The Company will not issue fractional shares. Fractional shares resulting from the exercise of the basic subscription rights and the over-subscription privileges will be eliminated by rounding down to the nearest whole unit. Any excess subscription payment received by the subscription agent will be returned, without interest or penalty, within 10 business days following the expiration of the offering.

 

The Company is asking persons who hold shares of the Company’s Common Stock or December 22, 2017 warrants beneficially, and who have received the subscription rights distributable with respect to those securities through a broker, dealer, bank, or other nominee, to contact the appropriate institution or nominee and request it to effect the transactions for them.

 

 

 

 

If you exercise subscription rights on behalf of beneficial owners, you will be required to certify to the subscription agent and the Company, in connection with such exercise, as to the aggregate number of subscription rights that have been exercised pursuant to the basic subscription right, whether the basic subscription rights of each beneficial owner of subscription rights on whose behalf you are acting has been exercised in full, and the number of units being subscribed for pursuant to the over-subscription privilege by each beneficial owner of subscription rights on whose behalf you are acting.

 

The Company is asking you to contact your clients for whom you hold shares of Common Stock or December 22, 2017 warrants registered in your name or the name of your nominee to obtain instruction with respect to the subscription rights.

 

Enclosed are copies of the following documents:

 

  1. Prospectus
  2. Subscription Rights Certificate
  3. Instructions as to Use of Subscription Rights Certificates
  4. Form of Letter to Shareholders Who are Beneficial Holders
  5. Form of Beneficial Owner Election Form
  6. Form of Nominee Holder Certification

 

All commissions, fees and other expenses (including brokerage commissions and transfer taxes), other than fees and expenses of the subscription agent, incurred in connection with the exercise of the subscription rights will be for the account of the holder, and none of such commissions, fees or expenses will be paid by the Company or the subscription agent.

 

Your prompt action is requested.
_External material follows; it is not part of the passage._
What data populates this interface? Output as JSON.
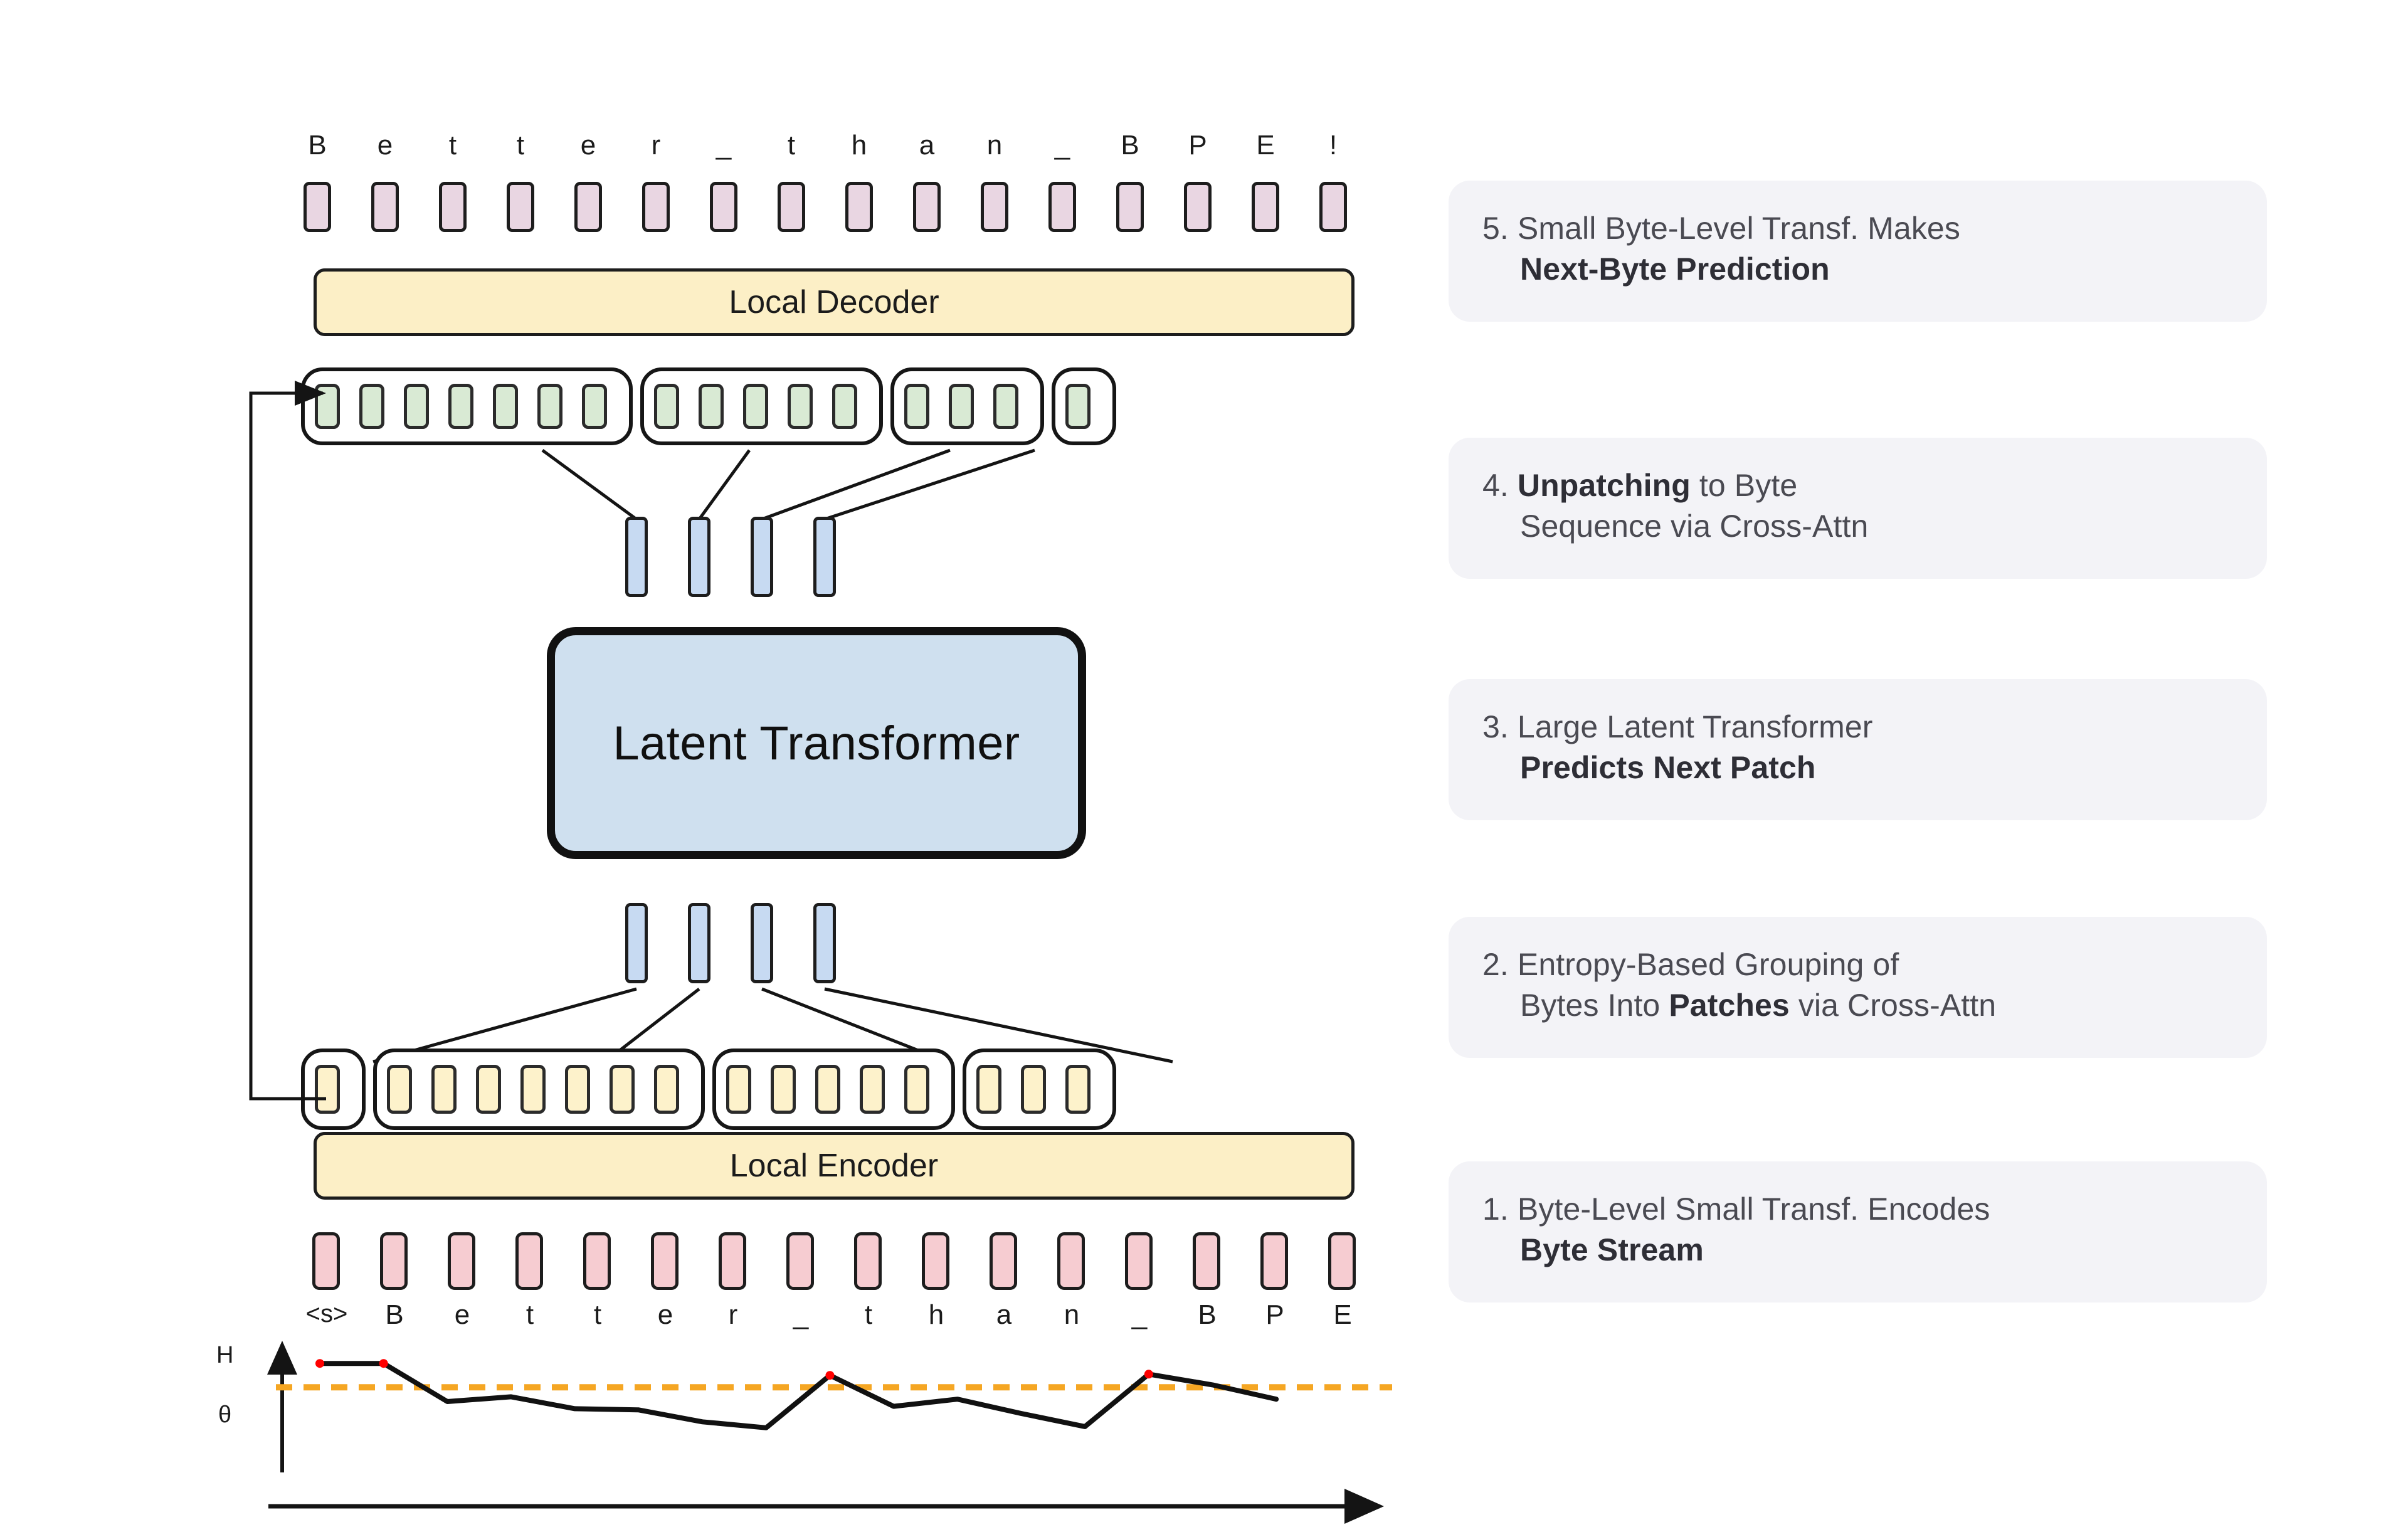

To exercise the subscription rights, you should deliver the properly completed and signed subscription rights certificate, with payment of the subscription price in full for each unit subscribed for pursuant to the basic subscription right and over-subscription privilege, if applicable, to the subscription agent, as indicated in the prospectus. The subscription agent must receive the property completed and duly executed subscription rights certificate and full payment of the subscription price, including final clearance of any checks, prior to the expiration date.

 

A holder cannot revoke the exercise of a subscription right. Subscription rights not exercised at or prior to 5:00 p.m., Eastern Time, on the expiration date will expire.